Per Wikipedia, recall that the Durbin-Wu-Hausman test (hereafter the Hausman test)

evaluates the consistency of an estimator when compared to an alternative, less efficient estimator which is already known to be consistent.

One common way in which the Hausman test is used is to compare OLS with 2SLS–that is, to perform a test of the null of exogeneity. This tests consists in estimating an OLS specification, estimating a 2SLS specification of the same equation, and then in comparing whether the two parameter vectors are statistically the same. If you fail to reject the null of exogeneity, OLS is to be preferred. If you reject the null, then 2SLS is to be preferred.

At least that’s how a lot of people go about it. Recall from my post on OLS vs. 2SLS, however, that in the equation

(1) y = a + b*D + e,

where y is the outcome variable, D is the treatment variable, and e is an error term with mean zero, b_{OLS} and b_{2SLS} will typically estimate different things.

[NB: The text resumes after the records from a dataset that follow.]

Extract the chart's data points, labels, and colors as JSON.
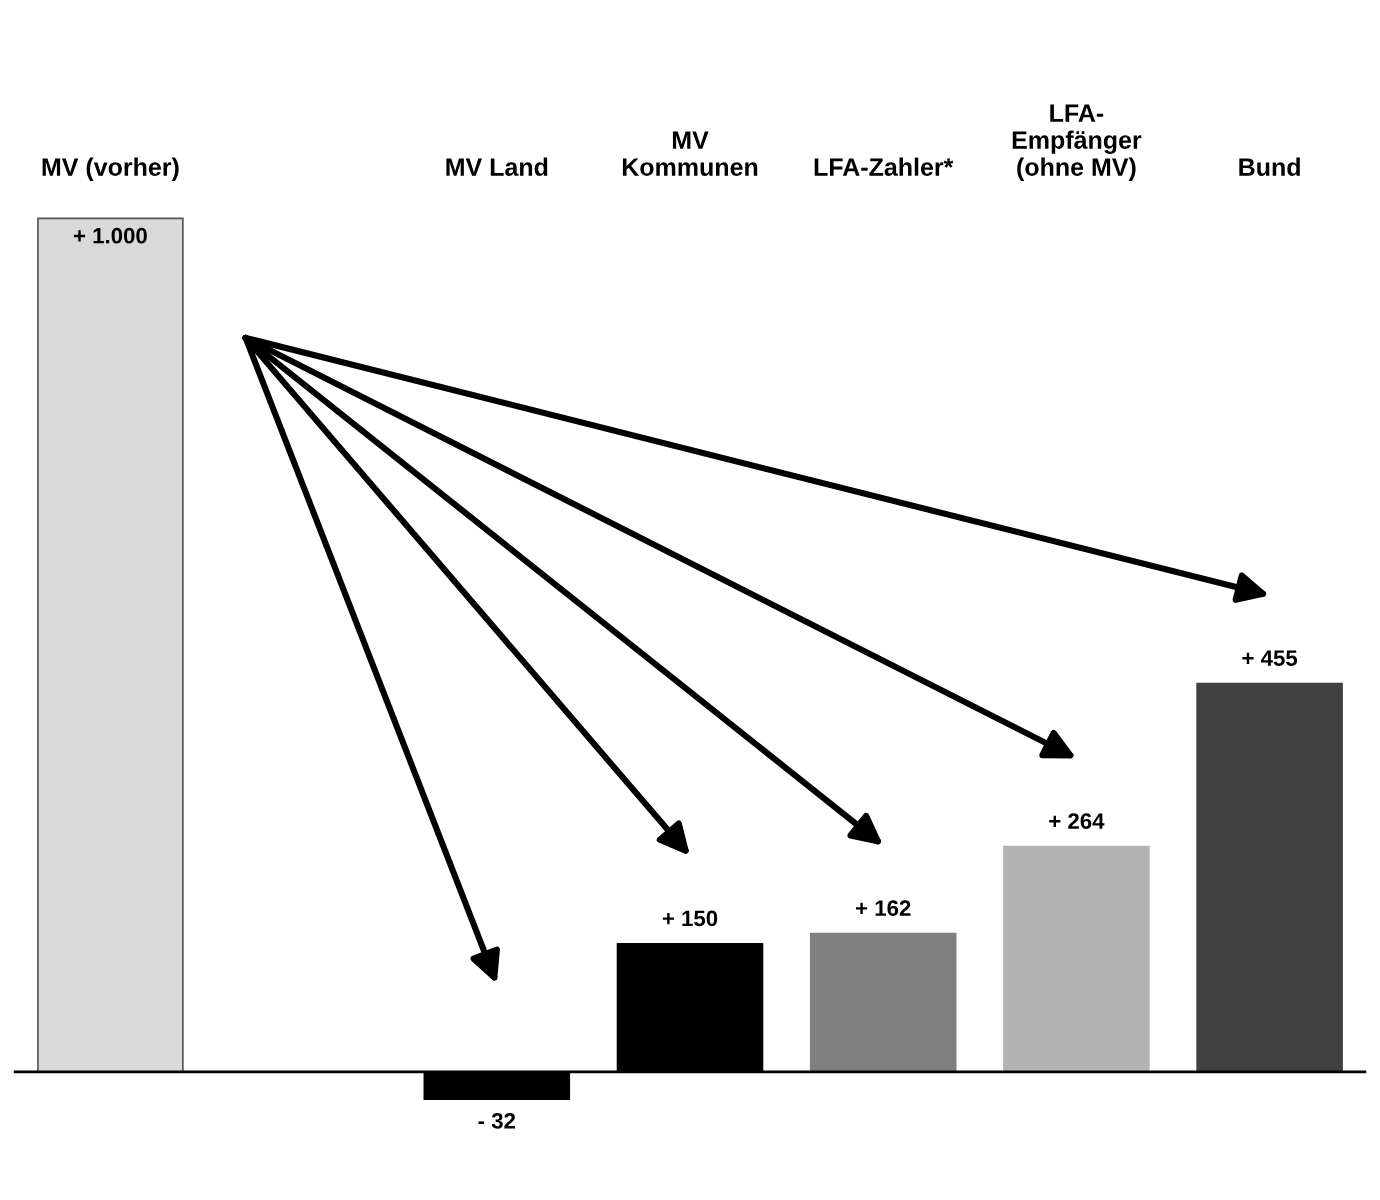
{
  "chart_data": {
    "type": "bar",
    "categories": [
      "MV (vorher)",
      null,
      "MV Land",
      "MV\nKommunen",
      "LFA-Zahler*",
      "LFA-\nEmpfänger\n(ohne MV)",
      "Bund"
    ],
    "values": [
      1000,
      null,
      -32,
      150,
      162,
      264,
      455
    ],
    "colors": [
      "#d9d9d9",
      "#ffffff",
      "#000000",
      "#000000",
      "#808080",
      "#b3b3b3",
      "#404040"
    ],
    "value_labels": [
      "+ 1.000",
      null,
      "- 32",
      "+ 150",
      "+ 162",
      "+ 264",
      "+ 455"
    ],
    "grid": false,
    "legend": false
  }
}
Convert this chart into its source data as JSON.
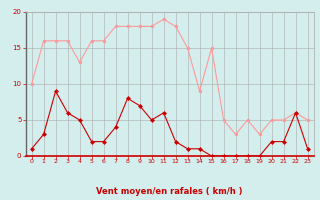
{
  "x": [
    0,
    1,
    2,
    3,
    4,
    5,
    6,
    7,
    8,
    9,
    10,
    11,
    12,
    13,
    14,
    15,
    16,
    17,
    18,
    19,
    20,
    21,
    22,
    23
  ],
  "wind_avg": [
    1,
    3,
    9,
    6,
    5,
    2,
    2,
    4,
    8,
    7,
    5,
    6,
    2,
    1,
    1,
    0,
    0,
    0,
    0,
    0,
    2,
    2,
    6,
    1
  ],
  "wind_gust": [
    10,
    16,
    16,
    16,
    13,
    16,
    16,
    18,
    18,
    18,
    18,
    19,
    18,
    15,
    9,
    15,
    5,
    3,
    5,
    3,
    5,
    5,
    6,
    5
  ],
  "bg_color": "#d4eeee",
  "avg_color": "#cc0000",
  "gust_color": "#ff9999",
  "grid_color": "#aaaaaa",
  "xlabel": "Vent moyen/en rafales ( km/h )",
  "xlabel_color": "#cc0000",
  "tick_color": "#cc0000",
  "ylim": [
    0,
    20
  ],
  "xlim": [
    -0.5,
    23.5
  ],
  "yticks": [
    0,
    5,
    10,
    15,
    20
  ],
  "xticks": [
    0,
    1,
    2,
    3,
    4,
    5,
    6,
    7,
    8,
    9,
    10,
    11,
    12,
    13,
    14,
    15,
    16,
    17,
    18,
    19,
    20,
    21,
    22,
    23
  ]
}
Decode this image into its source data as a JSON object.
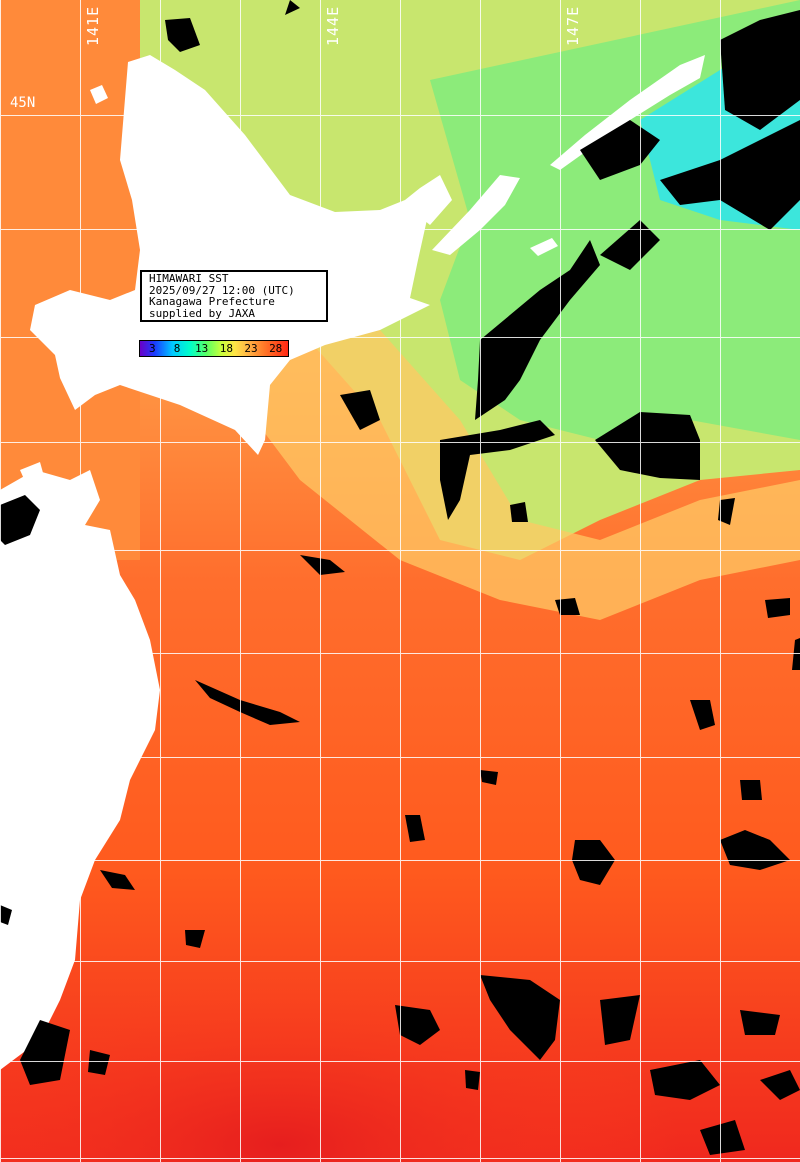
{
  "map": {
    "lon_labels": [
      "141E",
      "144E",
      "147E"
    ],
    "lat_labels": [
      "45N"
    ],
    "info": {
      "line1": "HIMAWARI SST",
      "line2": "2025/09/27 12:00 (UTC)",
      "line3": "Kanagawa Prefecture",
      "line4": "supplied by JAXA"
    },
    "colorbar_ticks": [
      "3",
      "8",
      "13",
      "18",
      "23",
      "28"
    ],
    "colors": {
      "land": "#ffffff",
      "cloud": "#000000",
      "grid": "#ffffff",
      "sst_warm": "#ff5a1e",
      "sst_hot": "#f0281e",
      "sst_mild": "#ffb450",
      "sst_cool": "#a0f064",
      "sst_cold": "#40e6c8"
    }
  }
}
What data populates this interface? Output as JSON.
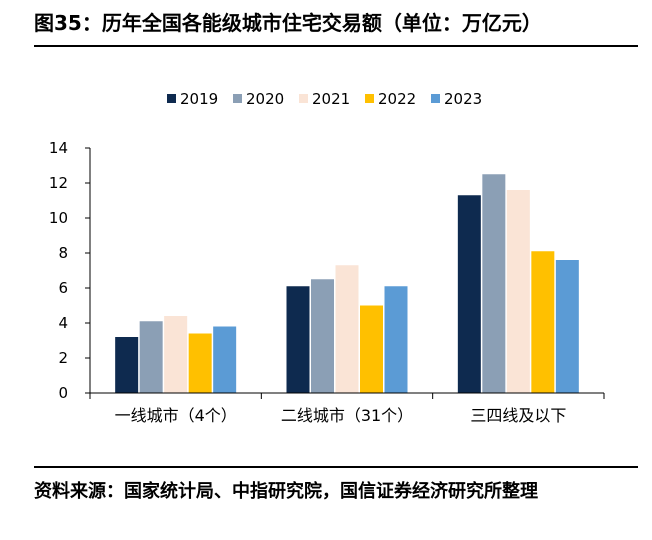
{
  "header": {
    "title": "图35：历年全国各能级城市住宅交易额（单位：万亿元）"
  },
  "footer": {
    "source": "资料来源：国家统计局、中指研究院，国信证券经济研究所整理"
  },
  "chart_data": {
    "type": "bar",
    "categories": [
      "一线城市（4个）",
      "二线城市（31个）",
      "三四线及以下"
    ],
    "series": [
      {
        "name": "2019",
        "color": "#0e2a4f",
        "values": [
          3.2,
          6.1,
          11.3
        ]
      },
      {
        "name": "2020",
        "color": "#8b9fb5",
        "values": [
          4.1,
          6.5,
          12.5
        ]
      },
      {
        "name": "2021",
        "color": "#fae4d6",
        "values": [
          4.4,
          7.3,
          11.6
        ]
      },
      {
        "name": "2022",
        "color": "#ffc000",
        "values": [
          3.4,
          5.0,
          8.1
        ]
      },
      {
        "name": "2023",
        "color": "#5b9bd5",
        "values": [
          3.8,
          6.1,
          7.6
        ]
      }
    ],
    "yticks": [
      0,
      2,
      4,
      6,
      8,
      10,
      12,
      14
    ],
    "ylim": [
      0,
      14
    ],
    "grid": false,
    "legend": "top-center"
  }
}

If all goes well and D is as good as randomly assigned, b is the average treatment effect.

Likewise, if all goes well and you have a valid instrument Z, b_{2SLS} estimates a local average treatment effect, or the effect of the treatment D on outcome y for those units of observation which were induced to take up the treatment in response to the instrumental variable Z. In other words, b_{2SLS} applies to a subset of your sample–one that is often difficult if not impossible to identify–whereas b_{OLS} applies to your entire sample.

From the foregoing, you can probably see where this is going. If b_{2SLS} cannot be compared with b_{OLS} and the two estimands concern different things, then by running a Hausman test of exogeneity comparing 2SLS with OLS, you are stacking the deck in favor of rejecting the null, since b_{OLS} and b_{2SLS} will in general estimate very different things. This means that you would tend to over-reject the null of exogeneity.

What this means in practice is that it is difficult to trust the results of a Hausman test that pits 2SLS versus OLS in an effort to assess whether a variable is exogenous or not, seeing as to how it would find that it is not exogenous more often than not. This can be especially egregious in the context of studies where a less-than-ideal IV is used and the Hausman test is used to support the claim that the 2SLS results are somehow more trustworthy than the OLS results.

Now, I chose the title “Useless Hausman tests” as a marketing gimmick. With all due respect to Durbin, Wu, and Hausman, I don’t think Hausman tests are useless, as they can be useful in circumstances other than ones where OLS and 2SLS are compared.

For instance, in the price risk experiments I ran over the last few years, we observe the same individuals playing the same game for 20 rounds, so our data is longitudinal. We could use individual fixed or random effects, and random effects are especially applicable here given that our RHS variables of interest are orthogonal to the error term. So we use Hausman tests pitting the RE versus the FE specification, and we fail to reject the null and thus estimate RE specifications, since they are more efficient.